Assistentes de Neurologia (Prof. A. Tolosa) no Hospital das Clínicas da Fac. Med. da Univ. de S. Paulo

A despeito dos notáveis progressos que a neurocirurgia fêz nestes últimos 50 anos, a extirpação dos tumores infiltratives das regiões mais centrais do encéfalo, do 3.° ventrículo e, particularmente, dos tumores da região pineal, só se faz mediante pesadíssimo tributo à mortalidade operatória. Dos 16 casos dessa natureza que Dandy publicou em 1933, apenas 3 sobreviveram um ano ou mais e a mortalidade operatória imediata foi de quase 40%. A cirurgia dos craniofaringiomas também não apresenta estatísticas de sobrevivência muito promissoras.

Por outro lado, estas neoplasias traduzem-se clinicamente, quase sempre, por uma síndrome precoce e gravíssima de hipertensão intracraniana que, não raro, consome a resistência do doente em curto lapso de tempo, levando-o à morte, precedida de grande sofrimento, com cefaléias insuportáveis, em amaurose e organicamente espoliado pelos vômitos repetidos.

É o bloqueio pela compressão tumoral direta ou indireta de certas partes angustiadas do sistema ventricular, como o aqueduto de Sylvius ou buracos de Monro, que está na origem desta síndrome de hipertensão intracraniana. Acrescentemos a este grupo aqueles casos, não menos graves, de oclusão inflamatória, parasitária ou congênita destes mesmos orifícios e aqueduto, e teremos formado um grande grupo de afecções de sintomatologia muito semelhante, de difícil tratamento, seguido sempre de altos índices de mortalidade. De fato, as tentativas de reconstituição do trânsito liquórico, pela dilatação cirúrgica do aqueduto de Sylvius, obstruído nestes casos, têm sido seguida de morte em cerca de 50% dos doentes.
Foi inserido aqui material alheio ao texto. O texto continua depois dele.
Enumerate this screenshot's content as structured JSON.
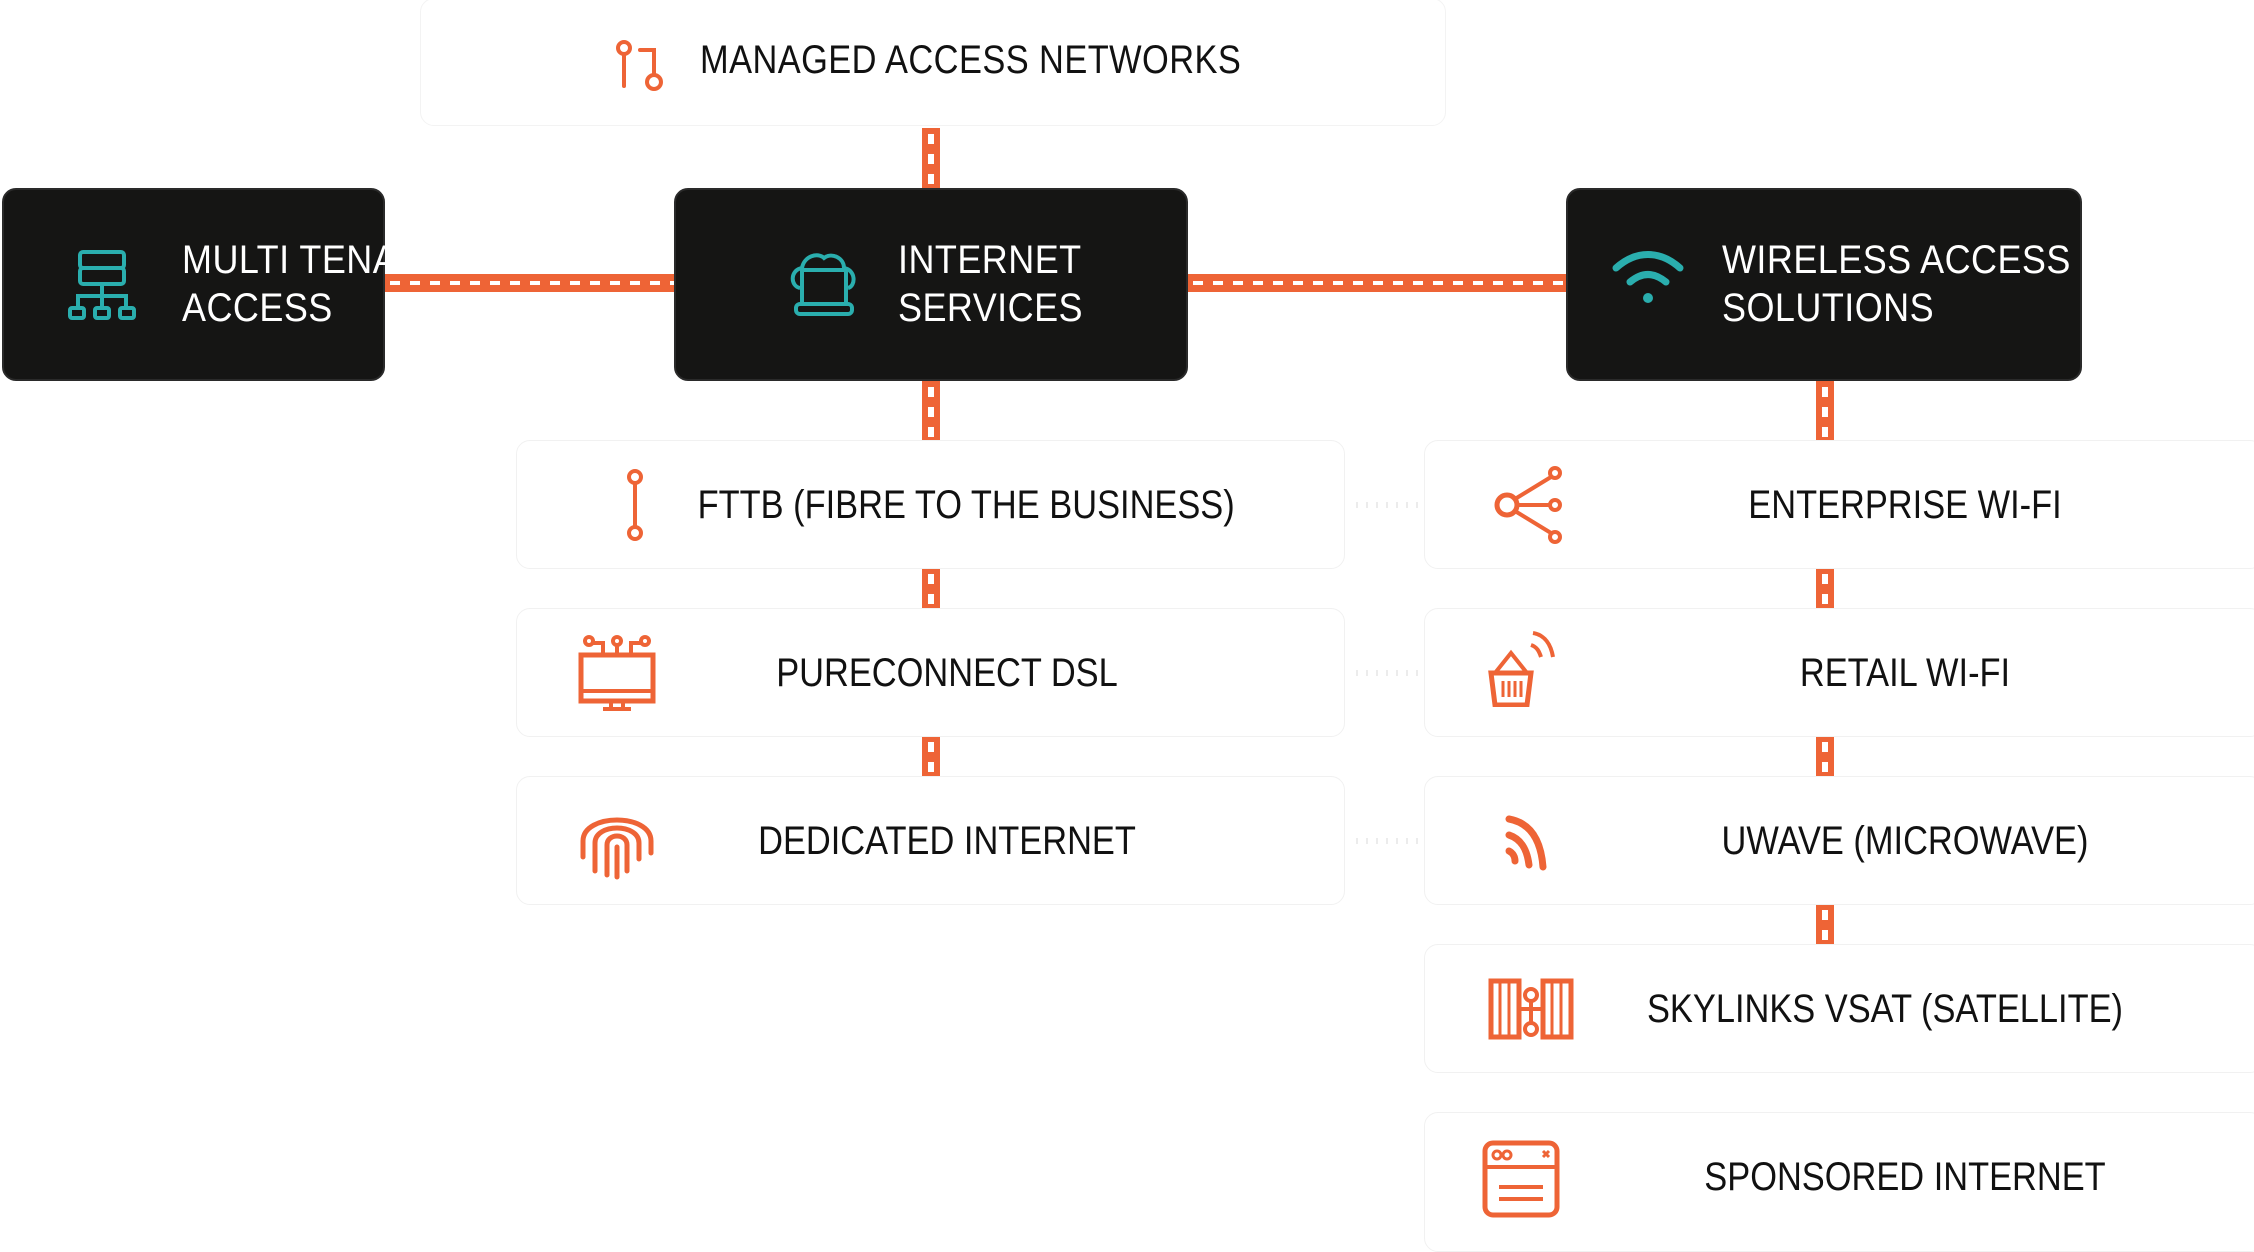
{
  "diagram": {
    "title": "MANAGED ACCESS NETWORKS",
    "title_icon": "branch-nodes-icon",
    "colors": {
      "accent": "#EE6436",
      "teal": "#2AAEAE",
      "hub_bg": "#151514",
      "text": "#111111"
    },
    "hubs": [
      {
        "id": "multi-tenant",
        "label_line1": "MULTI TENANT",
        "label_line2": "ACCESS",
        "icon": "network-hierarchy-icon"
      },
      {
        "id": "internet-services",
        "label_line1": "INTERNET",
        "label_line2": "SERVICES",
        "icon": "cloud-laptop-icon"
      },
      {
        "id": "wireless",
        "label_line1": "WIRELESS ACCESS",
        "label_line2": "SOLUTIONS",
        "icon": "wifi-icon"
      }
    ],
    "internet_services": [
      {
        "label": "FTTB (FIBRE TO THE BUSINESS)",
        "icon": "fibre-link-icon"
      },
      {
        "label": "PURECONNECT DSL",
        "icon": "connected-monitor-icon"
      },
      {
        "label": "DEDICATED INTERNET",
        "icon": "fingerprint-icon"
      }
    ],
    "wireless_services": [
      {
        "label": "ENTERPRISE WI-FI",
        "icon": "share-nodes-icon"
      },
      {
        "label": "RETAIL WI-FI",
        "icon": "basket-signal-icon"
      },
      {
        "label": "UWAVE (MICROWAVE)",
        "icon": "rss-signal-icon"
      },
      {
        "label": "SKYLINKS VSAT (SATELLITE)",
        "icon": "satellite-icon"
      },
      {
        "label": "SPONSORED INTERNET",
        "icon": "browser-window-icon"
      }
    ]
  }
}
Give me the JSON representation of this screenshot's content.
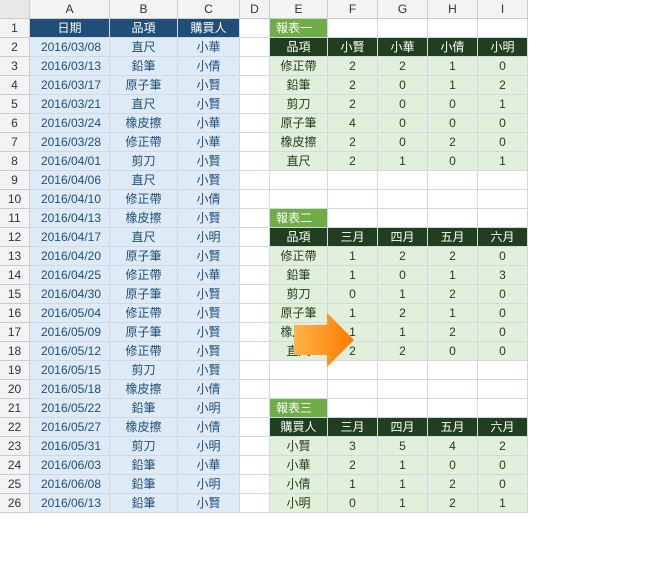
{
  "columns": [
    "A",
    "B",
    "C",
    "D",
    "E",
    "F",
    "G",
    "H",
    "I"
  ],
  "rows": 26,
  "source_headers": {
    "date": "日期",
    "item": "品項",
    "buyer": "購買人"
  },
  "source": [
    {
      "date": "2016/03/08",
      "item": "直尺",
      "buyer": "小華"
    },
    {
      "date": "2016/03/13",
      "item": "鉛筆",
      "buyer": "小倩"
    },
    {
      "date": "2016/03/17",
      "item": "原子筆",
      "buyer": "小賢"
    },
    {
      "date": "2016/03/21",
      "item": "直尺",
      "buyer": "小賢"
    },
    {
      "date": "2016/03/24",
      "item": "橡皮擦",
      "buyer": "小華"
    },
    {
      "date": "2016/03/28",
      "item": "修正帶",
      "buyer": "小華"
    },
    {
      "date": "2016/04/01",
      "item": "剪刀",
      "buyer": "小賢"
    },
    {
      "date": "2016/04/06",
      "item": "直尺",
      "buyer": "小賢"
    },
    {
      "date": "2016/04/10",
      "item": "修正帶",
      "buyer": "小倩"
    },
    {
      "date": "2016/04/13",
      "item": "橡皮擦",
      "buyer": "小賢"
    },
    {
      "date": "2016/04/17",
      "item": "直尺",
      "buyer": "小明"
    },
    {
      "date": "2016/04/20",
      "item": "原子筆",
      "buyer": "小賢"
    },
    {
      "date": "2016/04/25",
      "item": "修正帶",
      "buyer": "小華"
    },
    {
      "date": "2016/04/30",
      "item": "原子筆",
      "buyer": "小賢"
    },
    {
      "date": "2016/05/04",
      "item": "修正帶",
      "buyer": "小賢"
    },
    {
      "date": "2016/05/09",
      "item": "原子筆",
      "buyer": "小賢"
    },
    {
      "date": "2016/05/12",
      "item": "修正帶",
      "buyer": "小賢"
    },
    {
      "date": "2016/05/15",
      "item": "剪刀",
      "buyer": "小賢"
    },
    {
      "date": "2016/05/18",
      "item": "橡皮擦",
      "buyer": "小倩"
    },
    {
      "date": "2016/05/22",
      "item": "鉛筆",
      "buyer": "小明"
    },
    {
      "date": "2016/05/27",
      "item": "橡皮擦",
      "buyer": "小倩"
    },
    {
      "date": "2016/05/31",
      "item": "剪刀",
      "buyer": "小明"
    },
    {
      "date": "2016/06/03",
      "item": "鉛筆",
      "buyer": "小華"
    },
    {
      "date": "2016/06/08",
      "item": "鉛筆",
      "buyer": "小明"
    },
    {
      "date": "2016/06/13",
      "item": "鉛筆",
      "buyer": "小賢"
    }
  ],
  "report1": {
    "title": "報表一",
    "cols": [
      "品項",
      "小賢",
      "小華",
      "小倩",
      "小明"
    ],
    "rows": [
      [
        "修正帶",
        2,
        2,
        1,
        0
      ],
      [
        "鉛筆",
        2,
        0,
        1,
        2
      ],
      [
        "剪刀",
        2,
        0,
        0,
        1
      ],
      [
        "原子筆",
        4,
        0,
        0,
        0
      ],
      [
        "橡皮擦",
        2,
        0,
        2,
        0
      ],
      [
        "直尺",
        2,
        1,
        0,
        1
      ]
    ]
  },
  "report2": {
    "title": "報表二",
    "cols": [
      "品項",
      "三月",
      "四月",
      "五月",
      "六月"
    ],
    "rows": [
      [
        "修正帶",
        1,
        2,
        2,
        0
      ],
      [
        "鉛筆",
        1,
        0,
        1,
        3
      ],
      [
        "剪刀",
        0,
        1,
        2,
        0
      ],
      [
        "原子筆",
        1,
        2,
        1,
        0
      ],
      [
        "橡皮擦",
        1,
        1,
        2,
        0
      ],
      [
        "直尺",
        2,
        2,
        0,
        0
      ]
    ]
  },
  "report3": {
    "title": "報表三",
    "cols": [
      "購買人",
      "三月",
      "四月",
      "五月",
      "六月"
    ],
    "rows": [
      [
        "小賢",
        3,
        5,
        4,
        2
      ],
      [
        "小華",
        2,
        1,
        0,
        0
      ],
      [
        "小倩",
        1,
        1,
        2,
        0
      ],
      [
        "小明",
        0,
        1,
        2,
        1
      ]
    ]
  }
}
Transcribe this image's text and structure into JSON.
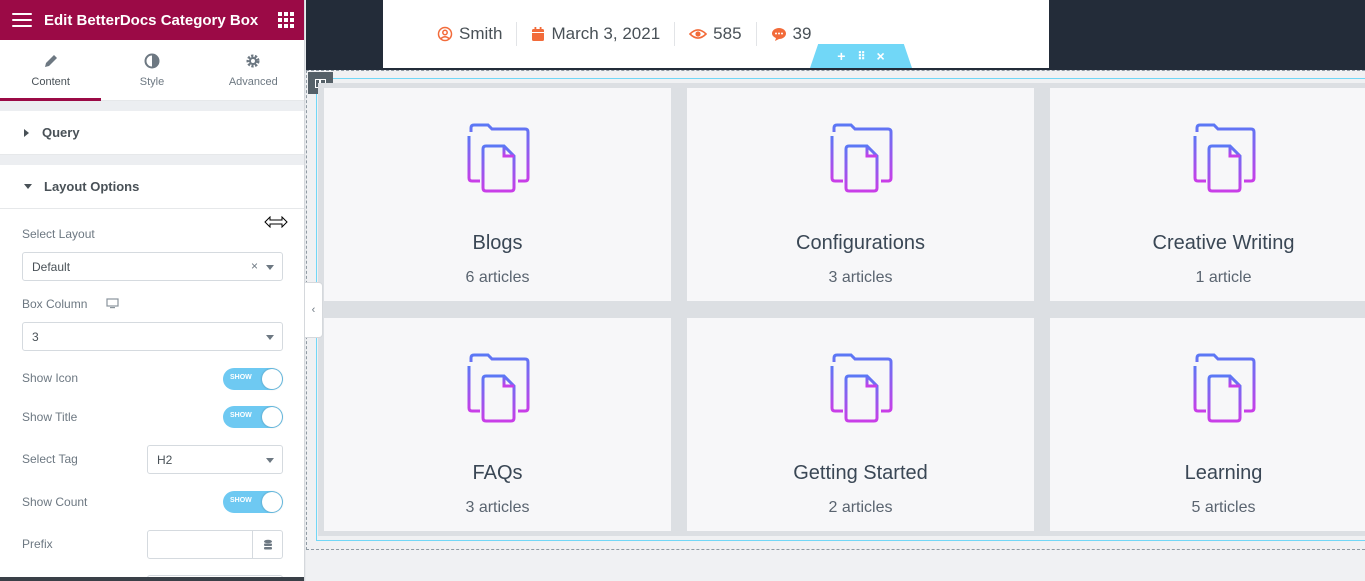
{
  "editor": {
    "title": "Edit BetterDocs Category Box",
    "tabs": [
      {
        "label": "Content",
        "icon": "pencil-icon"
      },
      {
        "label": "Style",
        "icon": "half-circle-icon"
      },
      {
        "label": "Advanced",
        "icon": "gear-icon"
      }
    ],
    "sections": {
      "query": "Query",
      "layout": "Layout Options"
    },
    "controls": {
      "select_layout_label": "Select Layout",
      "select_layout_value": "Default",
      "box_column_label": "Box Column",
      "box_column_value": "3",
      "show_icon_label": "Show Icon",
      "show_title_label": "Show Title",
      "select_tag_label": "Select Tag",
      "select_tag_value": "H2",
      "show_count_label": "Show Count",
      "prefix_label": "Prefix",
      "toggle_text": "SHOW"
    }
  },
  "post_meta": {
    "author": "Smith",
    "date": "March 3, 2021",
    "views": "585",
    "comments": "39"
  },
  "categories": [
    {
      "title": "Blogs",
      "count": "6 articles"
    },
    {
      "title": "Configurations",
      "count": "3 articles"
    },
    {
      "title": "Creative Writing",
      "count": "1 article"
    },
    {
      "title": "FAQs",
      "count": "3 articles"
    },
    {
      "title": "Getting Started",
      "count": "2 articles"
    },
    {
      "title": "Learning",
      "count": "5 articles"
    }
  ],
  "colors": {
    "brand": "#9b0a46",
    "accent": "#71d7f7",
    "meta_icon": "#f26b3a"
  }
}
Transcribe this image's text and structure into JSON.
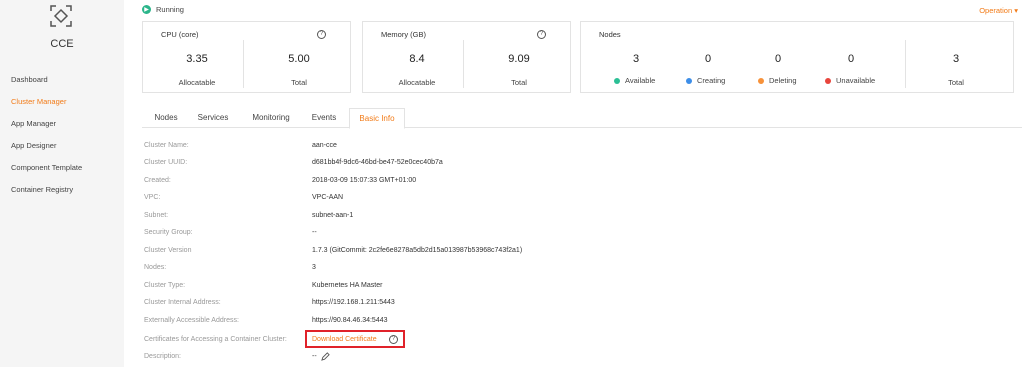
{
  "app": {
    "name": "CCE"
  },
  "sidebar": {
    "items": [
      {
        "label": "Dashboard"
      },
      {
        "label": "Cluster Manager"
      },
      {
        "label": "App Manager"
      },
      {
        "label": "App Designer"
      },
      {
        "label": "Component Template"
      },
      {
        "label": "Container Registry"
      }
    ]
  },
  "header": {
    "status": "Running",
    "operation": "Operation ▾"
  },
  "cpu": {
    "title": "CPU (core)",
    "allocatable_value": "3.35",
    "allocatable_label": "Allocatable",
    "total_value": "5.00",
    "total_label": "Total"
  },
  "memory": {
    "title": "Memory (GB)",
    "allocatable_value": "8.4",
    "allocatable_label": "Allocatable",
    "total_value": "9.09",
    "total_label": "Total"
  },
  "nodes": {
    "title": "Nodes",
    "available": {
      "value": "3",
      "label": "Available",
      "color": "#2bbf95"
    },
    "creating": {
      "value": "0",
      "label": "Creating",
      "color": "#3d8ee8"
    },
    "deleting": {
      "value": "0",
      "label": "Deleting",
      "color": "#f7923a"
    },
    "unavailable": {
      "value": "0",
      "label": "Unavailable",
      "color": "#e8453c"
    },
    "total": {
      "value": "3",
      "label": "Total"
    }
  },
  "tabs": [
    {
      "label": "Nodes"
    },
    {
      "label": "Services"
    },
    {
      "label": "Monitoring"
    },
    {
      "label": "Events"
    },
    {
      "label": "Basic Info",
      "active": true
    }
  ],
  "info": {
    "cluster_name": {
      "label": "Cluster Name:",
      "value": "aan-cce"
    },
    "cluster_uuid": {
      "label": "Cluster UUID:",
      "value": "d681bb4f-9dc6-46bd-be47-52e0cec40b7a"
    },
    "created": {
      "label": "Created:",
      "value": "2018-03-09 15:07:33 GMT+01:00"
    },
    "vpc": {
      "label": "VPC:",
      "value": "VPC-AAN"
    },
    "subnet": {
      "label": "Subnet:",
      "value": "subnet-aan-1"
    },
    "security_group": {
      "label": "Security Group:",
      "value": "--"
    },
    "cluster_version": {
      "label": "Cluster Version",
      "value": "1.7.3 (GitCommit: 2c2fe6e8278a5db2d15a013987b53968c743f2a1)"
    },
    "nodes": {
      "label": "Nodes:",
      "value": "3"
    },
    "cluster_type": {
      "label": "Cluster Type:",
      "value": "Kubernetes HA Master"
    },
    "internal_address": {
      "label": "Cluster Internal Address:",
      "value": "https://192.168.1.211:5443"
    },
    "external_address": {
      "label": "Externally Accessible Address:",
      "value": "https://90.84.46.34:5443"
    },
    "certificates": {
      "label": "Certificates for Accessing a Container Cluster:",
      "link": "Download Certificate"
    },
    "description": {
      "label": "Description:",
      "value": "--"
    }
  },
  "colors": {
    "accent": "#f27b18",
    "highlight_border": "#e0222a",
    "running": "#2bb58a"
  }
}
Como solução curativa, paliativa ou simplesmente preparatória, Torkildsen propôs, para tais casos, uma operação tecnicamente muito simples, consistindo, em resumo, numa anastomose entre um dos ventrículos laterais e a cisterna magna, mediante um tubo de matéria plástica ou mesmo de borracha comum.

Em rápida pesquisa bibliográfica, não encontramos referência, na literatura brasileira, ao emprego deste interessante tratamento cirúrgico. Pareceu-nos, por isso, útil a comunicação e publicação deste nosso caso, que se enquadra bem nos limites mencionados. Trata-se de um doente cujo diagnóstico sindrômico foi de hipertensão intracraniana grave associada à síndrome de Parinaud. Topogràficamente, apresentava bloqueio total e permanente da porção mais alta do aqueduto de Sylvius. Se difícil foi estabelecer a etiologia, tumoral ou inflamatória, fácil foi a indicação cirúrgica, pois o estado do doente, muito abatido e desnutrido, não permitia propuséssemos uma exploração cirúrgica de grande envergadura na região pineal.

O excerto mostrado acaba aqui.